# Lesson 8

### LSTM Network for Regression

Here we will develop an LSTM networks in Python using the Keras deep learning library to demonstrate a time-series prediction problem.

First we import some of the libraries, functions and classes we are going to use.  This assumes a working SciPy environment with the Keras deep learning library installed.

In [None]:
import numpy as np
import matplotlib.pyplot as plt
import pandas as pd
import math
from keras.models import Sequential
from keras.layers import Dense
from keras.layers import Activation
from keras.layers import Dropout
from keras.layers import LSTM
from sklearn.preprocessing import MinMaxScaler
from sklearn.metrics import mean_squared_error

%matplotlib inline

It is recommended to fix the random number seed to ensure our results are reproducible.

In [None]:
# fix random seed for reproducibility
np.random.seed(0)

Our data set is $CO_2$ production in parts per million (ppm) from the volcano Mauna Loa (https://en.wikipedia.org/wiki/Mauna_Loa) between 1965-1980 by month. Data can be found here: https://datamarket.com/data/set/22v1/co2-ppm-mauna-loa-1965-1980#!ds=22v1&display=line

We will load the dataset using Pandas.  We are not interested in the date, given that each observation is separated by the same interval of one month.  Therefore, when we load the dataset we can exclude the first column.

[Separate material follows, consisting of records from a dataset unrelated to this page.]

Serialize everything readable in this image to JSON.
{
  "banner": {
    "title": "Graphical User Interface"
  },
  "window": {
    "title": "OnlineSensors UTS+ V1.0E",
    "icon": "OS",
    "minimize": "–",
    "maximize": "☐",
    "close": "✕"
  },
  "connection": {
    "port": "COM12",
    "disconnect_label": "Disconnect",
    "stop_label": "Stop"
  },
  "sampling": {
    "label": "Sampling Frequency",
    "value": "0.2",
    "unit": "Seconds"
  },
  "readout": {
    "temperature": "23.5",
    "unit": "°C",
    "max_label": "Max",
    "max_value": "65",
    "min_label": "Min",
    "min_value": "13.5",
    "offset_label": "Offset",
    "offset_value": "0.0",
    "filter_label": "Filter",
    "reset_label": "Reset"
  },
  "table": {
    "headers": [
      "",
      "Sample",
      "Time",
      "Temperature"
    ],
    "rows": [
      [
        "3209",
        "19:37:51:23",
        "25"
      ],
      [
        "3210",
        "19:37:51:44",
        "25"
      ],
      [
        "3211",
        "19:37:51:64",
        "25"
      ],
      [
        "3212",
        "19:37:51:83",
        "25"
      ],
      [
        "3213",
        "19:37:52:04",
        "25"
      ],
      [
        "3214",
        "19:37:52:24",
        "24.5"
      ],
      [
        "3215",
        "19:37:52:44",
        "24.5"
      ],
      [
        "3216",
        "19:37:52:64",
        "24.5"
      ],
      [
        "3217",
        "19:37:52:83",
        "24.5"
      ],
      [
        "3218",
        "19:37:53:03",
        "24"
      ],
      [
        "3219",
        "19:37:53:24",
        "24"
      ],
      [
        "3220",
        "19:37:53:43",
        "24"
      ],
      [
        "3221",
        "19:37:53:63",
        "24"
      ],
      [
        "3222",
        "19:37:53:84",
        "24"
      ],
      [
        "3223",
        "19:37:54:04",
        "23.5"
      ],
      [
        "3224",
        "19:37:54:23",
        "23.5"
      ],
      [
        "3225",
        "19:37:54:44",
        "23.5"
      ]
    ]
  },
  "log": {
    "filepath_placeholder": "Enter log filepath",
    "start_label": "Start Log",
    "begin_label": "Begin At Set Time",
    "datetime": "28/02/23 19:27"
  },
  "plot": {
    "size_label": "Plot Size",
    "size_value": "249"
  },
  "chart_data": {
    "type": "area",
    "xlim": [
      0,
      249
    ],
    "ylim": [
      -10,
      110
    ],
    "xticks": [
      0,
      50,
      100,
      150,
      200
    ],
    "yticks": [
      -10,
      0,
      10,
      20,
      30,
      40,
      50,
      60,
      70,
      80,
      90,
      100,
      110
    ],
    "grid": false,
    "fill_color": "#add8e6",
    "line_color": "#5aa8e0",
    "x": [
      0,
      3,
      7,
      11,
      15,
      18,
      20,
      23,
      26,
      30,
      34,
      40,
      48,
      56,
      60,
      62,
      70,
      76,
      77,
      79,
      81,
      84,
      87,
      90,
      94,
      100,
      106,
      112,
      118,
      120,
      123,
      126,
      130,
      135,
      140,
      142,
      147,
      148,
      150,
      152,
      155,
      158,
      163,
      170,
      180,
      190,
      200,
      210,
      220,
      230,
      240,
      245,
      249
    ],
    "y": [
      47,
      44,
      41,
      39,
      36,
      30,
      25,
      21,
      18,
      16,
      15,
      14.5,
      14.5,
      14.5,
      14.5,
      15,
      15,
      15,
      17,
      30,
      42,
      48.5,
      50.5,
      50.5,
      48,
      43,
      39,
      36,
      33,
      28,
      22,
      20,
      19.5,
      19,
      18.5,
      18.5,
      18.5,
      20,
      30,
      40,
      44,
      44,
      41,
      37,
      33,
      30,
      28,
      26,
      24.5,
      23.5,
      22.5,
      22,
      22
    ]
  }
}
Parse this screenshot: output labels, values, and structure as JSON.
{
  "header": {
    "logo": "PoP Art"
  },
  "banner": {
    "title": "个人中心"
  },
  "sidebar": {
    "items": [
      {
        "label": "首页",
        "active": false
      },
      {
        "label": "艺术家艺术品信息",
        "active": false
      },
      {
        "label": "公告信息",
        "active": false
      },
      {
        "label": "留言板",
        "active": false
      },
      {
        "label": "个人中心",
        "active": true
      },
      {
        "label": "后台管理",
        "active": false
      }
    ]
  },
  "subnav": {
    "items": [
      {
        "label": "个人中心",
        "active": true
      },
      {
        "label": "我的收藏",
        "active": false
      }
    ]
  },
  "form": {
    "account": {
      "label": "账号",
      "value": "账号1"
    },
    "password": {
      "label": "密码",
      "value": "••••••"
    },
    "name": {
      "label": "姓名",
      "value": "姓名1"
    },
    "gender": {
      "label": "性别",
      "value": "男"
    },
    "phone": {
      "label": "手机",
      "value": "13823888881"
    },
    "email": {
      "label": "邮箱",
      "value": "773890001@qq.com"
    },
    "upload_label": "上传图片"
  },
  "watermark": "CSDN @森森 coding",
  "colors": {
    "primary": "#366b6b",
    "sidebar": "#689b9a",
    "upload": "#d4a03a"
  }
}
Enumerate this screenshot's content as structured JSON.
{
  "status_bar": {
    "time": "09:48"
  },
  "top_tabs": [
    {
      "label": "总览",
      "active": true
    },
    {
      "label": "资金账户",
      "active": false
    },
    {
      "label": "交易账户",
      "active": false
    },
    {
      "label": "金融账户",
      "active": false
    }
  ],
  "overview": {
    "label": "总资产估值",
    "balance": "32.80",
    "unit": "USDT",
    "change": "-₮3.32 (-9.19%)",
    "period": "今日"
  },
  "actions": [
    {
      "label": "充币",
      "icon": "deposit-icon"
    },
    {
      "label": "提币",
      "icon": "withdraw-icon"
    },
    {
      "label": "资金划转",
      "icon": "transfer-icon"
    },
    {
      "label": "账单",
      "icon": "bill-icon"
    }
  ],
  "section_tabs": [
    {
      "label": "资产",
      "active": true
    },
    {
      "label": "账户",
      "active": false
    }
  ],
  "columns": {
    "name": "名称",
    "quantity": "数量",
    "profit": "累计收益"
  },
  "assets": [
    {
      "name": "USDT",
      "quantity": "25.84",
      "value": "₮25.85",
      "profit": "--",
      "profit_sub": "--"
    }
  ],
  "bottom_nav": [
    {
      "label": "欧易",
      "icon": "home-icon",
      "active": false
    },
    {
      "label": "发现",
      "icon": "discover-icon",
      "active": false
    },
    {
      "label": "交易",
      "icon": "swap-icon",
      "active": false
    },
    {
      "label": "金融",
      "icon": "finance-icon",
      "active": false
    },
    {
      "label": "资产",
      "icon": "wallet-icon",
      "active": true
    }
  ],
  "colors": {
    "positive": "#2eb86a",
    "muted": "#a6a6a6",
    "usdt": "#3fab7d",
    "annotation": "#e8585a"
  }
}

The csv file has footer information that can be excluded with the skipfooter argument to pandas.read_csv() set to 3 for the 3 footer lines.  Once loaded we can visualize the dataset. 

In [None]:
# load the dataset
df = pd.read_csv('Data/Lesson8/co2-ppm-mauna-loa-19651980.csv', usecols=[1], engine='python', skipfooter=3)
data = df.values
data = data.astype('float32')
print('Number of datapoints:',len(data))

Let's visualize the data.  This data set has an upward trend over time as well as some periodicity.

In [None]:
plt.figure(figsize=[10,5])
plt.xlabel('TimePoint in Months')
plt.ylabel('$CO_2$(ppm)')
plt.grid()
plt.plot(data);

With time series data, the sequence of the data is important. To create a train-test split we will use the first part of the sequence for training, and the latter part for testing.  The code below calculates the index of the split point and separates the data into the training set with 67% of the observations, and a training set with the remaining 33% of the observations.

In [None]:
# split into train and test sets
train_size = int(len(data) * 0.67)
test_size = len(data) - train_size
train, test = data[0:train_size,:], data[train_size:len(data),:]
print('Train Set contains:', len(train),'datapoints')
print('Test Set contains:', len(test),'datapoints')

LSTMs are sensitive to the scale of the input data, specifically when the sigmoid (default) or tanh activation functions are used. It is recommended to rescale (normalize) the data to the range of [0, 1]. This can be achieved using the MinMaxScaler preprocessing class from the scikit-learn library.

### Problem 1
Use the MinMaxScaler to normalize the training and testing set betwee 0 and 1.  Name the normalized outputs norm_train and norm_test.

In [None]:
# add code here




In [None]:
plt.figure(figsize=[10,5])
plt.xlabel('TimePoint in Months')
plt.ylabel('Normalized $CO_2$(ppm)')
plt.grid()
plt.plot(range(len(train)),norm_train,'b')
plt.plot(range(len(train),len(train)+len(test)),norm_test,'r')
plt.legend(['Norm Train','Norm Test']);

### Problem 2

We can write a function that separates the data into an input array (X) which has all the datapoint at times t-i's, and an output array which contains the data at timepoint t.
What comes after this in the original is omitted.